Também conhecida como Guerra dos Farrapos, a Revolução Farroupilha foi iniciada em setembro de 1835 e durou até março de 1845. Neste sábado (20), data em que o Dia do Gaúcho é celebrado, as consequências dessa disputa civil ainda podem ser vistas na estrutura do estado do Rio Grande do Sul, mesmo após 180 anos do encerramento do embate.
As batalhas envolviam as elites militares e latifundiárias da província de São Pedro do Rio Grande e as Tropas da Regência do Governo Imperial, à época sediado no Rio de Janeiro. Ideais republicanos, autonomia política e questões fiscais eram os alvos de discordância entre os opositores.
Em entrevista ao iG Turismo, o professor de história Vitor Vogel diz que esta “foi a mais longa das revoltas regentes que aconteceram no Brasil no século XIX”, sendo “fruto de uma insatisfação local que acontecia no Rio Grande do Sul, mas também de um momento complexo de uma ideia de Brasil que era um recém-país independente”.
“Havia muitas mentalidades do que o Brasil deveria ser, de como devia ser o sistema econômico do país, de como devia ser o sistema político e essas ideias acabaram entrando em choque e eclodiram numa grande revolta em 1835”, completa ele, que é um dos criadores do canal Vogalizando a História, no YouTube.
Entre os fatores que desencadearam o conflito, destacam-se a concentração do poderio político nas mãos do governo imperial, bem como o inconformismo dos estancieiros gaúchos diante da elevada tributação local do charque, termo usado para designar a carne bovina salgada e desidratada ao sol, em comparação com o mesmo produto vindo de fora do país.
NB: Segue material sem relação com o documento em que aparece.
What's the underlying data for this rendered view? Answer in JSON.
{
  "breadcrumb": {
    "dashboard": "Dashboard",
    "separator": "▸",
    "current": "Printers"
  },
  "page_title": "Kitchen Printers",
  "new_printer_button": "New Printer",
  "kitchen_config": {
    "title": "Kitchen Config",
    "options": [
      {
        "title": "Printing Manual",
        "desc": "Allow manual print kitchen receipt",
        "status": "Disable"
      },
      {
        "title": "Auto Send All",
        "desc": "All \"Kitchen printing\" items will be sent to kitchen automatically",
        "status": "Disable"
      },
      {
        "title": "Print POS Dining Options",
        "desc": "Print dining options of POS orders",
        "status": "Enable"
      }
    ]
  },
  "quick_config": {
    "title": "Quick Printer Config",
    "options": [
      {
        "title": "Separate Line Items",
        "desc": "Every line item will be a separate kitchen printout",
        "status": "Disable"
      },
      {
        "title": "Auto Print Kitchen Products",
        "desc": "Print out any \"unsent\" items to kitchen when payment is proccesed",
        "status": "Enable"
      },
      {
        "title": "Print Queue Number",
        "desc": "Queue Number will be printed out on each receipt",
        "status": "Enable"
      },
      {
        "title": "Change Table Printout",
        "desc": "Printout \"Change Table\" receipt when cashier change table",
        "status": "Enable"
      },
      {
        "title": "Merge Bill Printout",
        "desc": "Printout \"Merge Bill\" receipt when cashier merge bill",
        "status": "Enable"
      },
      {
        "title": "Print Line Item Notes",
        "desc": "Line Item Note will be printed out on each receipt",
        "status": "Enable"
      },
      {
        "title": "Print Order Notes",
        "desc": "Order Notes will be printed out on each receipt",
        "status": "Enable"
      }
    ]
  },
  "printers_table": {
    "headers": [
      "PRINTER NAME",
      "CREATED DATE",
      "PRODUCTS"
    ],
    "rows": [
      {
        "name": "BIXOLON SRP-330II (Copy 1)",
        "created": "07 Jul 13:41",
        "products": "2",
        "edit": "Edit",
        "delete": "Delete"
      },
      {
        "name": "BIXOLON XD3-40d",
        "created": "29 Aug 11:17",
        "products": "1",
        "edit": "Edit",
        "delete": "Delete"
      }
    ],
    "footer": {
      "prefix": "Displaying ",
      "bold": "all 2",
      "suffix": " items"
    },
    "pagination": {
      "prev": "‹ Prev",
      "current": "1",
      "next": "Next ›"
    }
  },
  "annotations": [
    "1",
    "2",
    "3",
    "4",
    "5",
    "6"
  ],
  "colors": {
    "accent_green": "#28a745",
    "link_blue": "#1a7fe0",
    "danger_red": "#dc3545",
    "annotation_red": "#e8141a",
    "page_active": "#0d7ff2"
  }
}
“Então, se tinha um desejo desses estancieiros gaúchos de que o governo brasileiro taxasse o charque estrangeiro para que isso deixasse uma competição mais justa com o produto local. Os gaúchos acabaram pensando em novas possibilidades e veio a revolta. Então, eu elencaria como o principal fator a inação do governo em taxar o charque estrangeiro. Logo era mais barato comprar de fora do que comprar do Rio Grande do Sul”, recapitula Vogel.
Desenvolvimento político

A estruturação política do Rio Grande do Sul tem a construção permeada pela Revolta Farroupilha, mesmo depois do Tratado de Poncho Verde, consumado em março de 1845 como marco final da guerra civil. A conclusão do conflito só ocorreu após as reivindicações dos rio-grandenses, como o direto de escolher os próprios representantes e a libertação dos escravizados que batalharam na revolução como soldados, serem aceitas.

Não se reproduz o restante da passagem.